One of the most widely cherished stone fruits is cherry! Cherries are known for their juicy, sweet and delicious flesh, but cherries also have multiple benefits for you aside from being extremely tasty. While cherries are also a good source of copper, magnesium, manganese, and vitamins B6 and K, one of the most evident benefits is the antioxidants within the dark, purple-coloured cherries. The dark colour contains antioxidants such as anthocyanins, procyanidins, flavonols, and hydroxycinnamic acid, which will help to protect your cells from damage by free radicals. Free radicals are formed as a by-product of other metabolic processes, and they can become toxic to the body when the free radicals build up over time. Furthermore, antioxidants are known to have anti-inflammatory properties, reducing the risks of other chronic diseases. In a study, one group ate around 2 cups of cherries. By the end of the study, their biomarker (indicator) for inflammation, such as C-reactive protein (CRP), was reduced significantly. A high CRP level is associated with many unwanted diseases, such as heart disease, neurodegenerative illnesses, and type 2 diabetes. However, cherries should be consumed in moderation as there is 22g of sugar in 154g (1 cup) of cherries.

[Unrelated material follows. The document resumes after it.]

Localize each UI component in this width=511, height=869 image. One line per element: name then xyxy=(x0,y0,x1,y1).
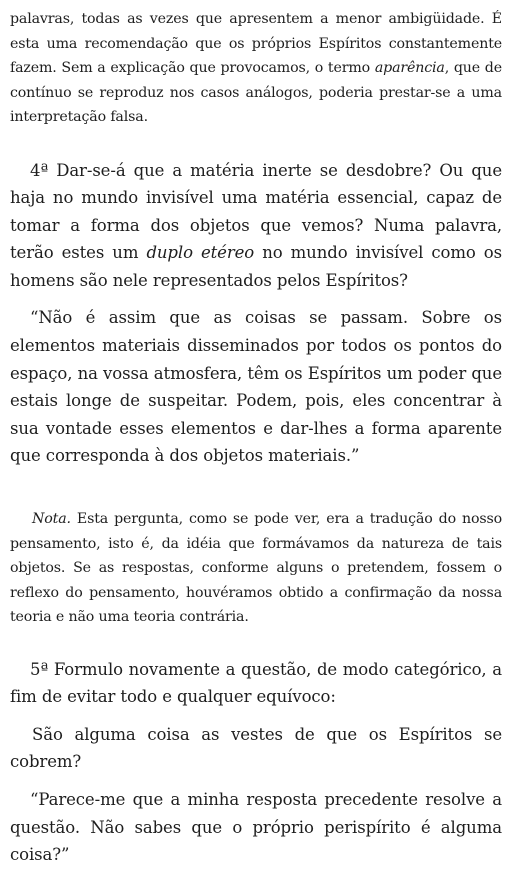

Other tasty options are peach and apricots! Peaches are not only lower in calories (about 20% less than cherries) but are also high in copper, manganese, and vitamins B3 (niacin), E, and K. Due to their distinct 'orange-yellow colour, peaches and apricots contain high levels of carotenoids, such as beta carotene, lycopene, lutein, cryptoxanthin, and zeaxanthin. Carotenoids are a group of antioxidants that are especially associated with providing benefits specifically for the eyes. As carotenoids enter the body, the body will convert them to vitamin A, which is especially helpful for maintaining a healthy state of the eyes and avoid eye cancer and disease. Note that though the inner flesh may also seem orange, up to 27 times the total antioxidants are lost if the peel is taken off, so try to enjoy peaches with peels to receive the maximum health benefits!

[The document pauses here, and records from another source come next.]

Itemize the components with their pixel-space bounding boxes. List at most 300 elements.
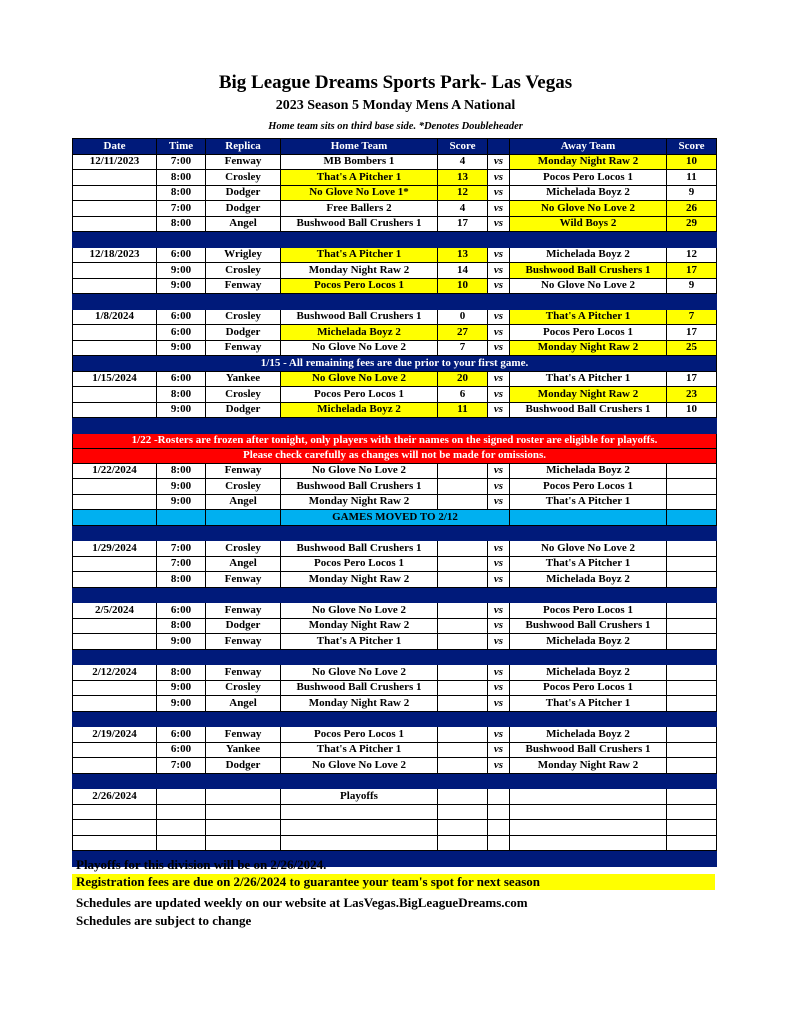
empty-cell [73, 510, 157, 526]
game-date [73, 494, 157, 510]
moved-games-row [73, 510, 717, 526]
field-replica: Angel [206, 556, 281, 572]
away-team [510, 835, 667, 851]
home-score: 4 [438, 201, 488, 217]
game-time: 7:00 [157, 154, 206, 170]
home-score [438, 541, 488, 557]
separator-cell [438, 851, 488, 867]
table-row [73, 340, 717, 356]
table-row [73, 742, 717, 758]
table-row [73, 278, 717, 294]
field-replica: Dodger [206, 201, 281, 217]
field-replica: Dodger [206, 402, 281, 418]
home-score [438, 758, 488, 774]
versus-label: vs [488, 263, 510, 279]
away-score: 7 [667, 309, 717, 325]
versus-label: vs [488, 387, 510, 403]
game-time: 8:00 [157, 618, 206, 634]
home-team: Bushwood Ball Crushers 1 [281, 680, 438, 696]
separator-cell [281, 711, 438, 727]
table-row [73, 835, 717, 851]
fee-notice-row [73, 356, 717, 372]
versus-label: vs [488, 618, 510, 634]
home-score [438, 618, 488, 634]
field-replica: Dodger [206, 618, 281, 634]
separator-cell [510, 711, 667, 727]
table-row [73, 371, 717, 387]
separator-cell [157, 418, 206, 434]
separator-cell [488, 649, 510, 665]
empty-cell [206, 510, 281, 526]
separator-cell [438, 649, 488, 665]
table-row [73, 789, 717, 805]
versus-label: vs [488, 742, 510, 758]
notice-text: Please check carefully as changes will not be made for omissions. [73, 448, 717, 463]
home-team: No Glove No Love 1* [281, 185, 438, 201]
separator-row [73, 773, 717, 789]
versus-label [488, 835, 510, 851]
table-row [73, 603, 717, 619]
table-row [73, 216, 717, 232]
separator-cell [206, 773, 281, 789]
empty-cell [667, 510, 717, 526]
separator-cell [488, 418, 510, 434]
home-team: Monday Night Raw 2 [281, 618, 438, 634]
separator-cell [206, 294, 281, 310]
home-team: That's A Pitcher 1 [281, 742, 438, 758]
footer-disclaimer: Schedules are subject to change [76, 913, 252, 928]
separator-cell [438, 525, 488, 541]
game-time: 8:00 [157, 216, 206, 232]
versus-label: vs [488, 696, 510, 712]
away-score: 9 [667, 185, 717, 201]
home-score: 10 [438, 278, 488, 294]
game-date [73, 820, 157, 836]
versus-label: vs [488, 170, 510, 186]
separator-cell [510, 525, 667, 541]
away-team: Pocos Pero Locos 1 [510, 325, 667, 341]
game-date: 2/5/2024 [73, 603, 157, 619]
separator-cell [157, 773, 206, 789]
home-team: Pocos Pero Locos 1 [281, 556, 438, 572]
versus-label [488, 804, 510, 820]
field-replica: Fenway [206, 665, 281, 681]
separator-cell [488, 587, 510, 603]
versus-label: vs [488, 216, 510, 232]
separator-cell [488, 773, 510, 789]
game-time [157, 789, 206, 805]
separator-cell [667, 851, 717, 867]
separator-cell [488, 851, 510, 867]
footer-playoffs-note: Playoffs for this division will be on 2/26/2024. [76, 857, 327, 872]
separator-cell [73, 294, 157, 310]
separator-cell [206, 232, 281, 248]
separator-cell [157, 525, 206, 541]
column-header: Replica [206, 139, 281, 155]
game-date [73, 758, 157, 774]
separator-cell [667, 773, 717, 789]
field-replica: Angel [206, 216, 281, 232]
table-row [73, 680, 717, 696]
home-team: Michelada Boyz 2 [281, 325, 438, 341]
home-score: 6 [438, 387, 488, 403]
versus-label: vs [488, 371, 510, 387]
separator-cell [73, 773, 157, 789]
game-date [73, 572, 157, 588]
field-replica: Fenway [206, 572, 281, 588]
home-team: No Glove No Love 2 [281, 758, 438, 774]
game-time: 6:00 [157, 309, 206, 325]
field-replica: Dodger [206, 325, 281, 341]
table-row [73, 387, 717, 403]
game-time: 6:00 [157, 742, 206, 758]
away-team: No Glove No Love 2 [510, 541, 667, 557]
game-time [157, 820, 206, 836]
home-score [438, 634, 488, 650]
home-team: Free Ballers 2 [281, 201, 438, 217]
field-replica: Yankee [206, 742, 281, 758]
home-team: Bushwood Ball Crushers 1 [281, 216, 438, 232]
empty-cell [157, 510, 206, 526]
game-time: 6:00 [157, 603, 206, 619]
away-team: Michelada Boyz 2 [510, 665, 667, 681]
separator-cell [667, 294, 717, 310]
game-time: 8:00 [157, 387, 206, 403]
versus-label: vs [488, 727, 510, 743]
field-replica: Wrigley [206, 247, 281, 263]
home-score: 4 [438, 154, 488, 170]
table-row [73, 325, 717, 341]
field-replica: Fenway [206, 154, 281, 170]
versus-label: vs [488, 572, 510, 588]
game-time: 7:00 [157, 556, 206, 572]
home-score: 20 [438, 371, 488, 387]
home-team: Playoffs [281, 789, 438, 805]
game-date [73, 216, 157, 232]
game-time: 9:00 [157, 402, 206, 418]
away-team: No Glove No Love 2 [510, 201, 667, 217]
home-team: No Glove No Love 2 [281, 603, 438, 619]
separator-cell [157, 294, 206, 310]
field-replica: Crosley [206, 479, 281, 495]
away-team [510, 789, 667, 805]
away-team: Bushwood Ball Crushers 1 [510, 263, 667, 279]
game-time: 9:00 [157, 479, 206, 495]
home-score [438, 494, 488, 510]
separator-cell [667, 418, 717, 434]
separator-cell [73, 232, 157, 248]
home-team: Monday Night Raw 2 [281, 696, 438, 712]
separator-cell [206, 418, 281, 434]
separator-cell [281, 649, 438, 665]
column-header: Score [438, 139, 488, 155]
game-time: 7:00 [157, 201, 206, 217]
away-score [667, 556, 717, 572]
separator-cell [488, 232, 510, 248]
away-team: Monday Night Raw 2 [510, 758, 667, 774]
field-replica: Crosley [206, 309, 281, 325]
field-replica: Dodger [206, 758, 281, 774]
home-score [438, 820, 488, 836]
table-row [73, 185, 717, 201]
separator-cell [281, 525, 438, 541]
home-team [281, 820, 438, 836]
away-score: 23 [667, 387, 717, 403]
home-team: Pocos Pero Locos 1 [281, 387, 438, 403]
away-score: 17 [667, 325, 717, 341]
versus-label: vs [488, 556, 510, 572]
game-time: 8:00 [157, 170, 206, 186]
game-time: 6:00 [157, 247, 206, 263]
away-score [667, 479, 717, 495]
field-replica: Crosley [206, 541, 281, 557]
away-score [667, 618, 717, 634]
home-team [281, 835, 438, 851]
away-team: Bushwood Ball Crushers 1 [510, 402, 667, 418]
separator-row [73, 294, 717, 310]
away-team [510, 820, 667, 836]
table-row [73, 154, 717, 170]
away-score [667, 758, 717, 774]
separator-row [73, 587, 717, 603]
away-team: Monday Night Raw 2 [510, 387, 667, 403]
away-score: 9 [667, 278, 717, 294]
away-team: That's A Pitcher 1 [510, 309, 667, 325]
game-time [157, 804, 206, 820]
versus-label: vs [488, 463, 510, 479]
table-row [73, 541, 717, 557]
game-time: 8:00 [157, 185, 206, 201]
column-header: Score [667, 139, 717, 155]
home-team: Bushwood Ball Crushers 1 [281, 309, 438, 325]
home-score [438, 572, 488, 588]
versus-label: vs [488, 603, 510, 619]
table-row [73, 463, 717, 479]
table-row [73, 494, 717, 510]
field-replica: Fenway [206, 727, 281, 743]
footer-registration-note: Registration fees are due on 2/26/2024 to guarantee your team's spot for next season [72, 874, 715, 890]
separator-cell [667, 711, 717, 727]
column-header: Home Team [281, 139, 438, 155]
away-score: 10 [667, 402, 717, 418]
away-score: 12 [667, 247, 717, 263]
versus-label: vs [488, 479, 510, 495]
field-replica [206, 820, 281, 836]
separator-row [73, 711, 717, 727]
away-score [667, 789, 717, 805]
home-score: 11 [438, 402, 488, 418]
separator-cell [438, 418, 488, 434]
game-date [73, 170, 157, 186]
versus-label: vs [488, 541, 510, 557]
game-time: 8:00 [157, 665, 206, 681]
versus-label: vs [488, 340, 510, 356]
home-team: Monday Night Raw 2 [281, 263, 438, 279]
game-date [73, 835, 157, 851]
field-replica: Yankee [206, 371, 281, 387]
versus-label: vs [488, 634, 510, 650]
separator-cell [206, 649, 281, 665]
home-score: 13 [438, 170, 488, 186]
separator-cell [157, 587, 206, 603]
separator-cell [281, 294, 438, 310]
separator-cell [206, 711, 281, 727]
versus-label: vs [488, 154, 510, 170]
table-row [73, 696, 717, 712]
away-team: That's A Pitcher 1 [510, 371, 667, 387]
away-team: Wild Boys 2 [510, 216, 667, 232]
table-row [73, 820, 717, 836]
home-team: Monday Night Raw 2 [281, 494, 438, 510]
home-score [438, 556, 488, 572]
game-date [73, 387, 157, 403]
game-date [73, 479, 157, 495]
table-row [73, 618, 717, 634]
table-row [73, 758, 717, 774]
field-replica: Fenway [206, 634, 281, 650]
schedule-table [72, 138, 717, 867]
home-team: Pocos Pero Locos 1 [281, 278, 438, 294]
game-date [73, 402, 157, 418]
game-time: 9:00 [157, 634, 206, 650]
schedule-body [73, 139, 717, 867]
separator-cell [438, 711, 488, 727]
separator-row [73, 649, 717, 665]
home-score: 0 [438, 309, 488, 325]
versus-label: vs [488, 309, 510, 325]
away-score [667, 494, 717, 510]
separator-cell [73, 525, 157, 541]
field-replica [206, 835, 281, 851]
versus-label [488, 820, 510, 836]
away-team: Pocos Pero Locos 1 [510, 170, 667, 186]
page-subtitle: 2023 Season 5 Monday Mens A National [275, 98, 516, 113]
away-team: Pocos Pero Locos 1 [510, 479, 667, 495]
home-team: That's A Pitcher 1 [281, 634, 438, 650]
away-team: That's A Pitcher 1 [510, 494, 667, 510]
separator-cell [488, 525, 510, 541]
separator-cell [510, 587, 667, 603]
game-date: 2/19/2024 [73, 727, 157, 743]
away-score: 17 [667, 263, 717, 279]
separator-cell [206, 525, 281, 541]
separator-cell [667, 525, 717, 541]
field-replica: Angel [206, 696, 281, 712]
game-time: 6:00 [157, 371, 206, 387]
versus-label: vs [488, 494, 510, 510]
notice-text: 1/22 -Rosters are frozen after tonight, only players with their names on the signed roster are eligible for playoffs. [73, 433, 717, 448]
game-time: 9:00 [157, 680, 206, 696]
game-date: 2/12/2024 [73, 665, 157, 681]
game-date [73, 340, 157, 356]
home-score [438, 680, 488, 696]
home-score [438, 696, 488, 712]
game-date [73, 325, 157, 341]
table-row [73, 634, 717, 650]
game-date [73, 185, 157, 201]
game-date [73, 696, 157, 712]
separator-cell [488, 294, 510, 310]
separator-row [73, 232, 717, 248]
field-replica: Fenway [206, 278, 281, 294]
game-date [73, 680, 157, 696]
home-team: Bushwood Ball Crushers 1 [281, 541, 438, 557]
separator-cell [157, 711, 206, 727]
versus-label: vs [488, 665, 510, 681]
away-team: Pocos Pero Locos 1 [510, 603, 667, 619]
table-row [73, 479, 717, 495]
column-header: Date [73, 139, 157, 155]
away-score [667, 696, 717, 712]
home-team: MB Bombers 1 [281, 154, 438, 170]
away-team [510, 804, 667, 820]
away-team: Bushwood Ball Crushers 1 [510, 742, 667, 758]
game-time: 7:00 [157, 541, 206, 557]
versus-label: vs [488, 278, 510, 294]
game-time: 6:00 [157, 727, 206, 743]
home-score: 17 [438, 216, 488, 232]
game-time: 9:00 [157, 340, 206, 356]
home-score: 27 [438, 325, 488, 341]
field-replica: Fenway [206, 340, 281, 356]
separator-cell [510, 851, 667, 867]
versus-label: vs [488, 325, 510, 341]
game-time: 9:00 [157, 696, 206, 712]
game-time: 6:00 [157, 325, 206, 341]
home-score: 13 [438, 247, 488, 263]
away-score: 11 [667, 170, 717, 186]
game-date [73, 804, 157, 820]
home-team [281, 804, 438, 820]
table-row [73, 201, 717, 217]
home-score [438, 665, 488, 681]
game-date: 1/15/2024 [73, 371, 157, 387]
table-row [73, 402, 717, 418]
game-time: 9:00 [157, 263, 206, 279]
away-team: Michelada Boyz 2 [510, 463, 667, 479]
field-replica: Crosley [206, 170, 281, 186]
away-score [667, 680, 717, 696]
home-team: No Glove No Love 2 [281, 665, 438, 681]
home-team: No Glove No Love 2 [281, 340, 438, 356]
away-team: That's A Pitcher 1 [510, 696, 667, 712]
away-team: Michelada Boyz 2 [510, 634, 667, 650]
separator-cell [73, 587, 157, 603]
game-date: 12/11/2023 [73, 154, 157, 170]
separator-cell [510, 294, 667, 310]
separator-cell [281, 418, 438, 434]
game-time: 9:00 [157, 278, 206, 294]
game-date [73, 263, 157, 279]
versus-label: vs [488, 247, 510, 263]
field-replica: Crosley [206, 387, 281, 403]
away-score: 26 [667, 201, 717, 217]
away-team: No Glove No Love 2 [510, 278, 667, 294]
away-score [667, 634, 717, 650]
table-row [73, 665, 717, 681]
away-score: 17 [667, 371, 717, 387]
table-row [73, 170, 717, 186]
game-date: 12/18/2023 [73, 247, 157, 263]
home-team: Pocos Pero Locos 1 [281, 727, 438, 743]
versus-label: vs [488, 680, 510, 696]
field-replica [206, 804, 281, 820]
away-team: That's A Pitcher 1 [510, 556, 667, 572]
separator-cell [438, 773, 488, 789]
away-score [667, 572, 717, 588]
away-team: Monday Night Raw 2 [510, 340, 667, 356]
field-replica: Crosley [206, 263, 281, 279]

Another wonderful stonefruit is the plum. Plums have a deep purple colour, while their interior is often a shade lighter. The colours in the skin of plums contain anti-inflammatory antioxidants, including phenolic compounds, such as proanthocyanidins and kaempferol. These phenolic compounds are known for their benefit in protecting your cells from damage caused by free radicals and potentially reducing diseases such as neurodegenerative conditions and heart disease. Prunes are the dehydrated version of plums, and the main difference is their sugar content by weight. Prunes are known for increasing bone mineral density, relieve constipation, and reduce blood pressure. In fact, prunes are high in fibre and contain sorbitol, a type of sugar alcohol that your body poorly digests. Hence, this attracts water from your body in an attempt to flush out the undigested material, helping to alleviate constipation. While most of the nutrient is preserved in the prunes, its sugar content is notably higher than fresh fruits are they lack moisture. Hence, it would be best to consume prunes in moderation as it can be easy to eat 10 dried prunes compared to 10 fresh plums.
These limited summer-time stonefruits contain many important nutrients that your body needs to maintain a healthy system, and you can easily incorporate them into your diet. For example, these stonefruits are a great on-the-go snack, while you can add prunes to yogurts and granola to satisfy your sweet tooth!